Master's Culminating Experience
The Surgeon General’s Call to Action report in 2000 established the problem of oral health disparities as an important public health issue. Because of its widespread prevalence and preventable nature, the problem of untreated dental caries and poor oral health has been called a “neglected epidemic.” As in other areas of health, the poor often carry a disproportionate burden of oral health problems. The purpose of this research was to examine the patient population who utilized the dental clinic at the Good Neighbor House, a health and human service organization that serves as a safety net clinic, to determine the dental needs of patients there and how those needs change among different income levels, races, and ages. Previous literature on oral health disparities identified these characteristics as having a statistically significant relationship with untreated and more severe dental needs. The charts of all dental patients receiving care at the clinic between August 2011 and August 2012 were reviewed to document patient demographic characteristics, including income, age, and race.
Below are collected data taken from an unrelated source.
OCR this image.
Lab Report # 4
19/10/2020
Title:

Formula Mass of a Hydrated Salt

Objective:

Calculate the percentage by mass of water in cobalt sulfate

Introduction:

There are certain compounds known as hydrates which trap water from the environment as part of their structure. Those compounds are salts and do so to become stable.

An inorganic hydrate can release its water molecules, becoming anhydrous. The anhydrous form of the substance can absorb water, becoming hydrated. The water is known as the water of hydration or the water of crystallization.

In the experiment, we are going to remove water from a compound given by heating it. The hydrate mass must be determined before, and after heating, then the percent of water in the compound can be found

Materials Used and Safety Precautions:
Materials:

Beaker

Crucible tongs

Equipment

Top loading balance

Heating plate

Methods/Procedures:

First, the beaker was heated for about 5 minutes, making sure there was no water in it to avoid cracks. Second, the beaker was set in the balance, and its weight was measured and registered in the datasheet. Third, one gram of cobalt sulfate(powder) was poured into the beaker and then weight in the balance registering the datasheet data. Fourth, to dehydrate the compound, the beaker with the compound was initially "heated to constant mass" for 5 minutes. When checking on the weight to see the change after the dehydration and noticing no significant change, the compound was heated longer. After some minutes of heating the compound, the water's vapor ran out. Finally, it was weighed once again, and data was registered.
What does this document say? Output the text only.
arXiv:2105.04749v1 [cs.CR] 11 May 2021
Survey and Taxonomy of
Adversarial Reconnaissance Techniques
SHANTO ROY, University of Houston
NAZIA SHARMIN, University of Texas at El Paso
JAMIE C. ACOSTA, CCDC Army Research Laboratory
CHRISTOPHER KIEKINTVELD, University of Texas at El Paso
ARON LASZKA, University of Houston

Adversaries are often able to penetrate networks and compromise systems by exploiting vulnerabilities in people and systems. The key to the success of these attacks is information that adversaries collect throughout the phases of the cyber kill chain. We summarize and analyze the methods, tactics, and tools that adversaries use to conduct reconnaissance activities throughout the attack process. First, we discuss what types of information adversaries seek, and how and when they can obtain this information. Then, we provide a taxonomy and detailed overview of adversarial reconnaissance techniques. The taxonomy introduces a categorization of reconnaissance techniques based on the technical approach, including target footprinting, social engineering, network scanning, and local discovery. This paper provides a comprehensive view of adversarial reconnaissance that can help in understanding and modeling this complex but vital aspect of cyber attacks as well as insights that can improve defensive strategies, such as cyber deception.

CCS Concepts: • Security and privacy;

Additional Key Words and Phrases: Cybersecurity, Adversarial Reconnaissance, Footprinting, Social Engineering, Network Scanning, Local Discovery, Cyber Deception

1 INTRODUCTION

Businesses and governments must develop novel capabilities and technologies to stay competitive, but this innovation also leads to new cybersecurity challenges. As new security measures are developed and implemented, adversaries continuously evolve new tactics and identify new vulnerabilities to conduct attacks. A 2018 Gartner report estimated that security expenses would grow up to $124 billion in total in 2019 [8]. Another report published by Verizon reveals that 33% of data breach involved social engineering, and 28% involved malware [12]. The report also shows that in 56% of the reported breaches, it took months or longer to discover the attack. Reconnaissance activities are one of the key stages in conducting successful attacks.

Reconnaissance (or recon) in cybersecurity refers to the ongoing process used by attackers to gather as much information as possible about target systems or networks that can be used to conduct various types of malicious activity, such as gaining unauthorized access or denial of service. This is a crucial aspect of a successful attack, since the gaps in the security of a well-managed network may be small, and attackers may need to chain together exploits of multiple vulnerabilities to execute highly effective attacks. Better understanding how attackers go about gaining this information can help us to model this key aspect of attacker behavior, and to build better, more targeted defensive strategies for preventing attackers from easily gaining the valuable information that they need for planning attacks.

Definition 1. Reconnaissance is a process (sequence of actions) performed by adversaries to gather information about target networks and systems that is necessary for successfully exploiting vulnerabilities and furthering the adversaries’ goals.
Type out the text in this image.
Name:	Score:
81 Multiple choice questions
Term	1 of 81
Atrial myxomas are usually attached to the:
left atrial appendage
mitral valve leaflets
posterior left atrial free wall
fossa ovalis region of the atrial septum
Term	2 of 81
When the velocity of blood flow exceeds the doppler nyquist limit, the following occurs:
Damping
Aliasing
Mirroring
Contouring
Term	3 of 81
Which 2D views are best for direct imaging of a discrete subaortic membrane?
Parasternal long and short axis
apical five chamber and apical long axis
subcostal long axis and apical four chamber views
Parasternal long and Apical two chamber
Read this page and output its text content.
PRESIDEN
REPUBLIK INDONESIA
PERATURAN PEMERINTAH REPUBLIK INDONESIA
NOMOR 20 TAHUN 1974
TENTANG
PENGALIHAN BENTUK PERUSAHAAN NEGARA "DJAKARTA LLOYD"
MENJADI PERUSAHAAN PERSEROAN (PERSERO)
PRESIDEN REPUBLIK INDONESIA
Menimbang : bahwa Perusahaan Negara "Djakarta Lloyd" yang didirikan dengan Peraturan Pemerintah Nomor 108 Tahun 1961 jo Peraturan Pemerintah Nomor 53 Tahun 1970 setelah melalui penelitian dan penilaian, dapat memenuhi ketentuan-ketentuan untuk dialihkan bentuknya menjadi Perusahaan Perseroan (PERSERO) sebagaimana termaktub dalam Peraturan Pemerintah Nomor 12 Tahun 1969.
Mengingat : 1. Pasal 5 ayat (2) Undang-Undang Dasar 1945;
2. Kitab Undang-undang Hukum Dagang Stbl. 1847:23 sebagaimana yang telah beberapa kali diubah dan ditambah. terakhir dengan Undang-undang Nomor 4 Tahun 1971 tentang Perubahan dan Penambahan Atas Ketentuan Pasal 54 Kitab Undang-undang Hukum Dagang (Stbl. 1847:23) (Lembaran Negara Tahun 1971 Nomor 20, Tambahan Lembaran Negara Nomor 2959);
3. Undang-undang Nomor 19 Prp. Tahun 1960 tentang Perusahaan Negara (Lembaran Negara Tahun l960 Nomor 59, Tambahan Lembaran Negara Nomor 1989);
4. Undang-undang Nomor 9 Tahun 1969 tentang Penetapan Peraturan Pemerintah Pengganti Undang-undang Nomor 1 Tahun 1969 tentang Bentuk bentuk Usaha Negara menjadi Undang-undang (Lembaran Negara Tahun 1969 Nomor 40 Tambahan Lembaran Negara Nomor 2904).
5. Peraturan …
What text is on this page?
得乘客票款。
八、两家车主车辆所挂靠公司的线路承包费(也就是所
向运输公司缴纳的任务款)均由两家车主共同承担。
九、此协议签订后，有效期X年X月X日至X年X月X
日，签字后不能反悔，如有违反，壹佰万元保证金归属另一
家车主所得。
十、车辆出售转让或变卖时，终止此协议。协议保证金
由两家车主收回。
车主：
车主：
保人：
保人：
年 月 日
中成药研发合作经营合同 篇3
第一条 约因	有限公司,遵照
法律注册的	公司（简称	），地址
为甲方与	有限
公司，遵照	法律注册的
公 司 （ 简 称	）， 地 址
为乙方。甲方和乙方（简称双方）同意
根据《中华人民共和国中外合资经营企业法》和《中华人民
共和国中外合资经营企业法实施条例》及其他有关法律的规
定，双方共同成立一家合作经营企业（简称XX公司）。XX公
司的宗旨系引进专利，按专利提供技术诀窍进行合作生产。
Treatment plans, developed by dentists at the patients’ initial visit, were also reviewed to document the specific treatment needs of the patients. These needs were then categorized by severity level. Chi-square analysis was used to determine any statistically significant relationships. The findings were consistent with previous literature that a significant relationship exists between income and dental care needs, while age and race were had no statistically significant relationship to dental care needs.
Jones, E. (2013). Improving Dental Care Access for Low-Income Populations. Wright State University, Dayton, Ohio.